Die Beweislage spricht gegen den mexikanischen Staat
Die Familie Alvarado lässt auch acht Jahre nach der Verschleppung dreier Angehöriger nicht locker
Schwere Menschenrechtsverletzungen durch das Militär sind in Mexiko an der Tagesordnung. Seit 2006 sind bei der Nationalen Menschenrechtskommission Mexikos über 9000 Anzeigen gegen Heeresangehörige eingegangen. Vor acht Jahren wurden in einer kleinen Gemeinde im Bundesstaat Chihuahua drei Familienangehörige von Soldaten verschleppt. Die Gemeinde war damals militärisch besetzt, und Menschen wurden wahllos festgenommen: Es tobte der vom damaligen Präsidenten Felipe Calderón ausgerufene »Krieg gegen die Drogen«. Während Rocío und José Ángel Alvarado spurlos verschwanden, gelang es ihrer Kusine Nitza Alvarado ein paar Wochen später, anzurufen - aus einem Gefängnis in Mexiko-Stadt. Seitdem gab es kein Lebenszeichen mehr von den Alvarados.
»Wir haben sofort Anzeige erstattet und keine Möglichkeit verpasst, bei der Heeresführung und sogar beim Präsidenten vorstellig zu werden«, erzählt María de Jesús Alvarado, die Schwester der verschwundenen Nitza. Doch die Familie musste ihr Engagement teuer bezahlen. Immer wieder wurden sie bedroht und diffamiert. María de Jesús erinnert sich an ihr Gespräch mit Expräsident Calderón, der heute in Harvard lehrt, während in Den Haag eine Klage wegen Genozid gegen ihn vorliegt. »Er sagte mir: ›Das Militär beschützt diese Nation, es begeht keine Verbrechen. Ich werde nicht akzeptieren, dass jemand es in den Schmutz zieht.‹ - Wenn der Präsident selbst dies sagt, wie kann ich dann in Mexiko Gerechtigkeit erwarten?«
Die Familie Alvarado ist wie eingangs beschrieben nicht die einzige, die Verschleppungen und andere schwere Menschenrechtsverletzungen durch das Militär angezeigt hat. Doch der Fall Alvarado ist gut dokumentiert, die Verantwortlichen klar benannt. Im Juni 2011 ging er direkt an den Interamerikanischen Menschenrechtsgerichtshof in San José. Die mexikanische Regierung reagierte mit Drohungen und Schweigeangeboten an die Alvarados. Die Angst wurde zum ständigen Begleiter der standhaften Familie, die immer wieder den Bundesstaat wechselte.

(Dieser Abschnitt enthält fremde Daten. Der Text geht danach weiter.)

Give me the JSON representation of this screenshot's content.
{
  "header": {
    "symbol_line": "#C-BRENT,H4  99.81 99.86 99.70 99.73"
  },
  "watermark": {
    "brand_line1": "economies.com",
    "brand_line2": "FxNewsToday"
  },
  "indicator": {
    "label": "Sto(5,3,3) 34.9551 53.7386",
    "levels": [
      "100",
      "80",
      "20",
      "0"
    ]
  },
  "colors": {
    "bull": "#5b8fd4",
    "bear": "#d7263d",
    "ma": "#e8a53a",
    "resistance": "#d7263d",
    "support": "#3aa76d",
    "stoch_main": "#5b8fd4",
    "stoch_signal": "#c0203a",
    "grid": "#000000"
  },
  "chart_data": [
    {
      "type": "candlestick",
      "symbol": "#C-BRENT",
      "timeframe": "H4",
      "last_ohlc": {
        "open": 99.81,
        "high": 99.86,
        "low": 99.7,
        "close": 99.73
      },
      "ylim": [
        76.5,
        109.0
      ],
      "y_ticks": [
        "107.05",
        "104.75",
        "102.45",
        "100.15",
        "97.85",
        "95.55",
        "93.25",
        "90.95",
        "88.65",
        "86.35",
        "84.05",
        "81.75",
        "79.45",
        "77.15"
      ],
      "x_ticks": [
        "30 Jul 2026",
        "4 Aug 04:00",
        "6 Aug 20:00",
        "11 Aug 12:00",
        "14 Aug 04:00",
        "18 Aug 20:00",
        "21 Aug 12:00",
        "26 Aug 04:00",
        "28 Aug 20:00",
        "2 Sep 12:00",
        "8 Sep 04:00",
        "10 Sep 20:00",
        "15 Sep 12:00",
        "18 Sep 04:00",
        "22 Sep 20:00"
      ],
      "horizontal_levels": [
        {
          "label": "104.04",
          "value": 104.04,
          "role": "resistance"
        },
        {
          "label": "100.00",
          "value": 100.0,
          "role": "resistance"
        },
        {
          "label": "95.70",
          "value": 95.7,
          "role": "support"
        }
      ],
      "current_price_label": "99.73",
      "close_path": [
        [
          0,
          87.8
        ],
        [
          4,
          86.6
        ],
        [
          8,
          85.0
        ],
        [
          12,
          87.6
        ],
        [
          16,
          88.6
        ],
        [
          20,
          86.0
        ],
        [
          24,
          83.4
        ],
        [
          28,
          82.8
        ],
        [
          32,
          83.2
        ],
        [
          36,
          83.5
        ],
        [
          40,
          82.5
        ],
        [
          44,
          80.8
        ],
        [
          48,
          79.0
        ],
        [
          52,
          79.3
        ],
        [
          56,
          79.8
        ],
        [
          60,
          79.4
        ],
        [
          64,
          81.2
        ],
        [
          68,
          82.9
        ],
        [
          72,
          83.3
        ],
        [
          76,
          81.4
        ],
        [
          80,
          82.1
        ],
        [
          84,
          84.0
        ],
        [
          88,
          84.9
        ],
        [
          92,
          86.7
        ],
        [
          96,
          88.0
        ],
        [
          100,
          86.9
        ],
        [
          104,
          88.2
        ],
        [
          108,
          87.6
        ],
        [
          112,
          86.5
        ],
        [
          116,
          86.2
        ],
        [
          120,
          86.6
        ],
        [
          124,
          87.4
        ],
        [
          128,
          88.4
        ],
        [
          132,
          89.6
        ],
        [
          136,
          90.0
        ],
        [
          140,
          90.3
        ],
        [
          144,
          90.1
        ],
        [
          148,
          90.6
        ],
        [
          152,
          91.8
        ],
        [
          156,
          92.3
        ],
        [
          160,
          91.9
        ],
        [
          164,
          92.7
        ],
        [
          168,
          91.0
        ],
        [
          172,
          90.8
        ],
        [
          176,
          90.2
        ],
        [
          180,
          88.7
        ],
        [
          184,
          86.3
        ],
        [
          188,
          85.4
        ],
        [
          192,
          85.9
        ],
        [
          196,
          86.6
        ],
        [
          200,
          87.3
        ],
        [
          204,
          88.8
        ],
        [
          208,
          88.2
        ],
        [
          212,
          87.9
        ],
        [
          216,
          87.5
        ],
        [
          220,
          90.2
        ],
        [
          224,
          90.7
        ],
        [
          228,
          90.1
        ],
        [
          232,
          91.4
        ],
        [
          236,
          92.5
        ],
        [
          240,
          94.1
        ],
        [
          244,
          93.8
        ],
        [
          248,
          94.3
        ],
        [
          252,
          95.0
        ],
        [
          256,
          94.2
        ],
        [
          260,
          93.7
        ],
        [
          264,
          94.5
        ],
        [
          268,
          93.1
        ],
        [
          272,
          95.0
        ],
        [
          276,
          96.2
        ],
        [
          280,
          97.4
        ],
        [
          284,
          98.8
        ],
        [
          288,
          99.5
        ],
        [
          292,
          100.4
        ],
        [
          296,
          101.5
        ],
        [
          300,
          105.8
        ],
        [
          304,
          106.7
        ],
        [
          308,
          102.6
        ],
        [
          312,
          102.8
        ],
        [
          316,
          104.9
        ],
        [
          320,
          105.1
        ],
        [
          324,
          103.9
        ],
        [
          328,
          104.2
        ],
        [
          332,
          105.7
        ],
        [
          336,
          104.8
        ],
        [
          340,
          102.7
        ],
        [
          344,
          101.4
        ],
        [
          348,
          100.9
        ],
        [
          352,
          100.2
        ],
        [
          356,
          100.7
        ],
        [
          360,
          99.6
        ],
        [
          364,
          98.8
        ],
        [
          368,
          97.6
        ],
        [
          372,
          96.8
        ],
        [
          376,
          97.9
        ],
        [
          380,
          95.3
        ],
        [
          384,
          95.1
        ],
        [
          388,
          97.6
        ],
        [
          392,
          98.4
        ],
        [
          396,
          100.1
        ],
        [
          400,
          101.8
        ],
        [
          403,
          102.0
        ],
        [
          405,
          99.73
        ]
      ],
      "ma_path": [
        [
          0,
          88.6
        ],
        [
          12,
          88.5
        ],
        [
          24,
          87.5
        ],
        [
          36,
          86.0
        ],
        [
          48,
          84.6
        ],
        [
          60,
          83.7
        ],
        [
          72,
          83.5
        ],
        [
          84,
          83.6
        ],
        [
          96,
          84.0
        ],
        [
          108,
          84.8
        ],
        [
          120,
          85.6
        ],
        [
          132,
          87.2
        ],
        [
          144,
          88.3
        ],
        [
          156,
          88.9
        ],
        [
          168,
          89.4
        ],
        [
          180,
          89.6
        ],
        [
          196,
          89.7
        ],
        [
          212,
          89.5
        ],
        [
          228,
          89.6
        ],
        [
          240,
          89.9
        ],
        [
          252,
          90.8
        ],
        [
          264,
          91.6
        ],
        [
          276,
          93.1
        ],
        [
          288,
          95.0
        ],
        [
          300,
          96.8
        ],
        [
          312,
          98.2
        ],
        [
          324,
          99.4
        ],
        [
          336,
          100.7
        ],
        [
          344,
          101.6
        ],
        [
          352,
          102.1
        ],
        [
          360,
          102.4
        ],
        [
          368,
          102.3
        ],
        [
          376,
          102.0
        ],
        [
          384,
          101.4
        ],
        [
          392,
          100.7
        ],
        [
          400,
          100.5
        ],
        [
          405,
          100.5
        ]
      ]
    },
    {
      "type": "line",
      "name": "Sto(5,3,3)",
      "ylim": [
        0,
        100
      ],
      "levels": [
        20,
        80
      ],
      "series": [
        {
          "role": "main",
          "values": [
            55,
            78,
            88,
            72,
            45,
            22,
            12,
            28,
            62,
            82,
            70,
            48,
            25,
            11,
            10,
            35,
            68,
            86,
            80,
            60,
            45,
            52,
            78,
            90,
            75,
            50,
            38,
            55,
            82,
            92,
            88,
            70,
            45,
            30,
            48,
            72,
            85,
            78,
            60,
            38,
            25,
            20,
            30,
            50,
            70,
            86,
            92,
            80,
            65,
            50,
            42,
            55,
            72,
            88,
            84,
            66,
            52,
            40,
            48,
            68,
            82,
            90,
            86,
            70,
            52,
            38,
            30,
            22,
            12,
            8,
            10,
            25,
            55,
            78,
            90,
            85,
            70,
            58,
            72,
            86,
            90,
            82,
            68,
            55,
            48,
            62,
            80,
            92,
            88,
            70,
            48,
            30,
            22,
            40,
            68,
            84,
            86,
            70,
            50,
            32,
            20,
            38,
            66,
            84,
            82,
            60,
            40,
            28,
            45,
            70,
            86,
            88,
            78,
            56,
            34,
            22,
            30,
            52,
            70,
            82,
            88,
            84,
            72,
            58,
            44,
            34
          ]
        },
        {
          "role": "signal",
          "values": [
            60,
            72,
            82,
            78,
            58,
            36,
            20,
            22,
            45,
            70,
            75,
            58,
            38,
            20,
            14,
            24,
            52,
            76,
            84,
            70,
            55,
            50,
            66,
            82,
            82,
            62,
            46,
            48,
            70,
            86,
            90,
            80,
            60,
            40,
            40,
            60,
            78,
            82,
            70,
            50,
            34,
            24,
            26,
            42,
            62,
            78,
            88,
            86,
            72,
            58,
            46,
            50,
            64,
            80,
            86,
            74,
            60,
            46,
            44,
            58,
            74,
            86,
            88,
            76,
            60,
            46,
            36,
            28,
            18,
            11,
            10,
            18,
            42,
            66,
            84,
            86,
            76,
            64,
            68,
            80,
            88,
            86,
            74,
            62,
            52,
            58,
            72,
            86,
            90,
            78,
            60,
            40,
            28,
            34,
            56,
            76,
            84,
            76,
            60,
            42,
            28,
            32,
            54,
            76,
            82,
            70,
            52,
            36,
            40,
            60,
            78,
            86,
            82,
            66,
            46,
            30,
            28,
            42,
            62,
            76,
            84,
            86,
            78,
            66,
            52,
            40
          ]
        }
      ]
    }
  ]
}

Doch im sogenannten Drogenkrieg ist das Militär überall auf der Straße. Die drei Töchter der verschwundenen Nitza erinnern sich an ihre ständige Angst. »Immer waren irgendwo Soldaten«, berichtet die heute 21-jährige Paola. »Selbst auf dem Weg zur Schule.« Und doch lassen sich die Mädchen nicht einschüchtern. Weder vom Militär noch von ihrer eigenen Trauer. »Für meine Schwestern und mich war es ein Schock, zu begreifen, dass unsere Mutter morgen nicht wieder in der Tür steht.« Ihre Tante María de Jesús brachte sie zu Therapiesitzungen, wo sie Kinder mit dem gleichen Schicksal kennenlernten und sich austauschen konnten. Und sie nahm sie mit, um vor dem UNO-Komitee für gewaltsam Verschwundene auszusagen. »Wir begriffen, dass es Jahre und Jahrzehnte dauern könnte, etwas über den Verbleib unserer Mutter zu erfahren.«
Im Mai 2013 musste die Familie schließlich mit zwölf Angehörigen ins Exil in die USA gehen. Die Drohungen wurden zu konkret. Sie wurden zunächst getrennt und in Abschiebehaft genommen. Während die Schwestern bald einen Status als »unbegleitete minderjährige Flüchtlinge« bekamen, musste der Rest der Familie noch vier Jahre auf Asyl warten.
Nun steht das Urteil vom Interamerikanischen Menschenrechtsgerichtshof an. Nach all den Jahren die Hoffnung auf Gerechtigkeit. Die Klage richtet sich nicht nur gegen das gewaltsame Verschwindenlassen von Nitza, José Ángel und Rocío Alvarado durch das Militär, sondern auch gegen die erzwungene Flucht der Familie. »Weil wir die Verschleppung unserer Angehörigen öffentlich gemacht haben und nicht müde geworden sind, vom Staat eine Aufklärung zu verlangen, mussten wir fliehen«, bemerkt Paolas Zwillingsschwester Citali. Die Beweislage spricht gegen den mexikanischen Staat. Dieser kann nur noch technische Einwände aufführen, um den Schuldspruch hinauszuzögern.